670 yerde de ilme teşvik buyrulmakta.
Demek ki Kuran-a göre insanlar akıllarını kullanacaklar.
Allah’ın nimetleri üzerinde düşünecekler…
Ayetlerin ve eşyanın hakikatini anlamaya yönelecekler…
Gözlerini ve gönüllerini öğrenmeye ve bilmeye açacaklar…
Şimdi bu emir gereğince son hac faciası üzerinde düşünerek akıl yürütelim.
Bilindiği gibi son Hac faciasında 600’u aşkın yurttaşımız hac farizasını yerine getirmek üzere kutsal topraklarda Suudi Krallığı’nın önlem almaması nedeniyle yaşamlarını yitirmeleri üzerinde düşünelim.
Suudi Krallığı: “Takdir-i ilahi böyleymiş” sözleri ile işin içinden sıyrılmaya çalışıyor…
Birçok devlet ve hükümet büyüğümüz de olaya bu gerekçe ile yaklaşıyor…

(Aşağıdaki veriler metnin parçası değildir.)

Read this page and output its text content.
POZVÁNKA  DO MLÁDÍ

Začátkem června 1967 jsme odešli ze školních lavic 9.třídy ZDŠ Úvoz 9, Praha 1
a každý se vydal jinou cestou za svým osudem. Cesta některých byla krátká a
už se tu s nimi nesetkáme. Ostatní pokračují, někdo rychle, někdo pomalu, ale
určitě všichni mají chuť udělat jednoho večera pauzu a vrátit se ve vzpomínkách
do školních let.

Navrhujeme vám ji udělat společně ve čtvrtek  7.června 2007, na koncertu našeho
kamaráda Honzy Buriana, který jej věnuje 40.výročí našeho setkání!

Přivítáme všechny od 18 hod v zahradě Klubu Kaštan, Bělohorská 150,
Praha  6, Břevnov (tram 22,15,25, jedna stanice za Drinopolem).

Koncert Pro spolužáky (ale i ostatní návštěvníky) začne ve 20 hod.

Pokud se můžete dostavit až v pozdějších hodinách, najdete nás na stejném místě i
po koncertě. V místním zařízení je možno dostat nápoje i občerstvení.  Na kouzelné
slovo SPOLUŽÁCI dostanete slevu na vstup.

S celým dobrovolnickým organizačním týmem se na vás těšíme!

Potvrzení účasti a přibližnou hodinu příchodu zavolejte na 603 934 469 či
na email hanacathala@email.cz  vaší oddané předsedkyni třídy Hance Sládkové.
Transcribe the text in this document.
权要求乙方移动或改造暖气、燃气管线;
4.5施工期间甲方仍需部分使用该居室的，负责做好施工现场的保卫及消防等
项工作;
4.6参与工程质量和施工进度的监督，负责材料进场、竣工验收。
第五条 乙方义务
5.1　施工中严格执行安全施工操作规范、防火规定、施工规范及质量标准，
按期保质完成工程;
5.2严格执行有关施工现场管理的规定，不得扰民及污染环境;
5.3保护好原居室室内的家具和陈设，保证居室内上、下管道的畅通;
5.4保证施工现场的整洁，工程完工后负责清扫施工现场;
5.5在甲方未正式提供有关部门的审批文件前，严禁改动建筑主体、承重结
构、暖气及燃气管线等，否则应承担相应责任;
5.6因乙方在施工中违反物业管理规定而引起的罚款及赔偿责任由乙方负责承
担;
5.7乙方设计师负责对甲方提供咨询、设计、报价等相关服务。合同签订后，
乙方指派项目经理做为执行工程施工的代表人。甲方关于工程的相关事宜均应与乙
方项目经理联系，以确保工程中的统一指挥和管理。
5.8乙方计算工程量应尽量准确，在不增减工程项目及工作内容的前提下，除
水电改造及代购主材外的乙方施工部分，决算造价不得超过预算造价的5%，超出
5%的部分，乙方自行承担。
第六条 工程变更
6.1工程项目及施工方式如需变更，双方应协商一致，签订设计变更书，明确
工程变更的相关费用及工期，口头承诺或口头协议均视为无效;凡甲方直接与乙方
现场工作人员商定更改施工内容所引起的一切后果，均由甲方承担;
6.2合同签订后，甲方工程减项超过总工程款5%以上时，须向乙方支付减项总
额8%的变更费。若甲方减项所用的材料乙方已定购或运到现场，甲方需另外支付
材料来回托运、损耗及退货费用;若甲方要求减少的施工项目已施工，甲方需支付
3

Olayı kapatmakta daha büyük yarar olduğunu sanıyor..
Bu nedenle de olayın üzerine fazla gitmiyor…
Ne var ki Tanrı’nın bana verdiği akıl durmuyor?
Bana işin içinden çıkılmaz sorular yöneltiyor.
Hayır diyerek isyan ediyor.
Suudi Kralı “Takdir-i ilahi böyle imiş” diyerek, işin içinden sıyrılmaya çalışıyor.
Kral da bir insandır.
Bu nedenle sorumluluktan kaçmaktadır…
Tanrı’nın kitabı olduğuna inanılan Kuran’ın Ali İmran Suresi’nin 97. ayetinde aynen şu ayet vardır:
“Orada apaçık deliller vardır.
İbrahim’in makamı vardır.
Kim oraya girerse, güvenlik içinde olur.
Oraya yol bulabilen insana Allah için Kâbe’yi haccetmesi zorunludur…”
“Kim oraya girerse güvenlik içinde olur” dendiğine göre; oraya girenlerin her türlü tehlikeden uzak olması umulur…?
Daha önceki Hac olaylarını ve Haç’taki ölüm olaylarını düşündükçe yukarıdaki ayetin yerine gelmemiş olmasının nedenini araştırıyorum.
Akıl bu ya… Niçin öyle dendiği halde böyle olduğunu merak ediyorum.